American Indians have little reason to trust the written word. They are buried in broken treaties and false history texts—words, as Chief Joseph said and Alvin Josephy reiterated 100 years later, spoken with “forked tongue.” Alvin also said that Indians have been and are still disserved by the omission of words, by historical accounts that omit the Indians who were here, and contemporary accounts that forget that they are here still.

Our Josephy Center sculpture project aims to right a local omission, that of an Indian artist on Main Street in the town of Joseph. Four bronze statues in our town depict Indians—none of them the work of an Indian artist.

We selected Doug Hyde—or Doug Hyde selected us! Doug was born in Hermiston, grew up in part at Lapwai, Idaho, was packed off to the Indian art school in Santa Fe when he was 17 after a high school teacher sent a portfolio to the school.

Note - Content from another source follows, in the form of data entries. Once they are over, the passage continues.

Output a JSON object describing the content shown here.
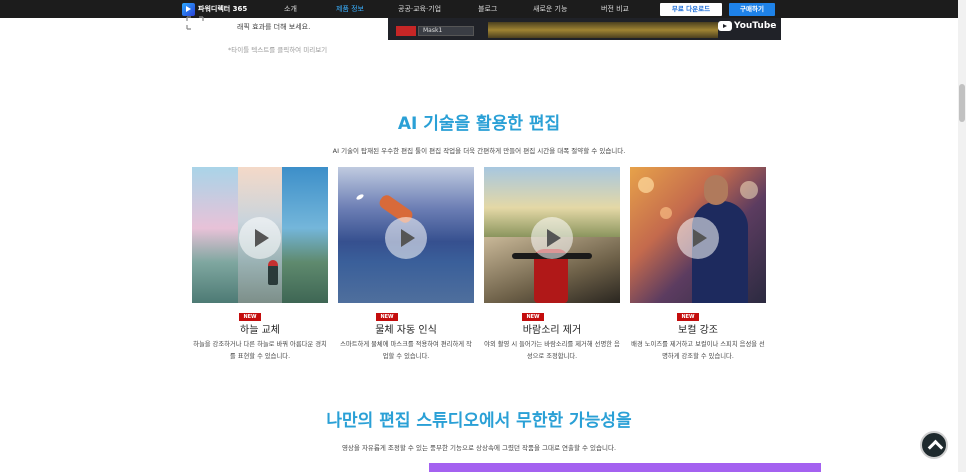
{
  "nav": {
    "logo_text": "파워디렉터 365",
    "items": [
      "소개",
      "제품 정보",
      "공공·교육·기업",
      "블로그",
      "새로운 기능",
      "버전 비교"
    ],
    "active_index": 1,
    "free_download": "무료 다운로드",
    "buy": "구매하기"
  },
  "prev_section": {
    "desc": "래픽 효과를 더해 보세요.",
    "note": "*타이틀 텍스트를 클릭하여 미리보기",
    "video": {
      "mask_label": "Mask1",
      "youtube_label": "YouTube"
    }
  },
  "ai_section": {
    "title": "AI 기술을 활용한 편집",
    "subtitle": "AI 기술이 탑재된 우수한 편집 툴이 편집 작업을 더욱 간편하게 만들어 편집 시간을 대폭 절약할 수 있습니다.",
    "badge": "NEW",
    "cards": [
      {
        "title": "하늘 교체",
        "desc": "하늘을 강조하거나 다른 하늘로 바꿔 아름다운 경치를 표현할 수 있습니다."
      },
      {
        "title": "물체 자동 인식",
        "desc": "스마트하게 물체에 마스크를 적용하여 편리하게 작업할 수 있습니다."
      },
      {
        "title": "바람소리 제거",
        "desc": "야외 촬영 시 들어가는 바람소리를 제거해 선명한 음성으로 조정합니다."
      },
      {
        "title": "보컬 강조",
        "desc": "배경 노이즈를 제거하고 보컬이나 스피치 음성을 선명하게 강조할 수 있습니다."
      }
    ]
  },
  "studio_section": {
    "title": "나만의 편집 스튜디오에서 무한한 가능성을",
    "subtitle": "영상을 자유롭게 조정할 수 있는 풍부한 기능으로 상상속에 그렸던 작품을 그대로 연출할 수 있습니다."
  },
  "colors": {
    "accent": "#2aa0d6",
    "badge": "#c40d0d",
    "nav_bg": "#1c1c1c",
    "buy": "#1e82e8",
    "purple": "#a461f0"
  }
}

The road wasn’t all smooth. There was Vietnam, combat wounds, and work in Lewiston carving cemetery monuments, but now he is an established artist in bronze and stone across the country. He’s past 70, but working hard from his Arizona studio—because he loves what he does. And what he is doing now for us in Joseph is what he is doing for people and tribes across the country—telling stories without words, without forked tongues.




A Hyde sculpture tellling Hopi stories. I don’t know those stories, but can imagine the Indians nodding at this, seeing their grandmothers and aunties in stone, captured with arms and clothing intertwined, pride and expectation on their faces.









And here’s Doug’s initial concept of the piece that will go in the Josephy Center courtyard: a slab of granite, the Wallowa Mountains profiled on the top, a Nez Perce woman cut out of the granite, and the woman--in bronze--walking back toward the mountains.







Here he is, carving the “maquette” of the woman who will soon walk in Joseph. Notice other Indians looking on in the background, and imagine their life-sized doubles on Indian grounds across the country.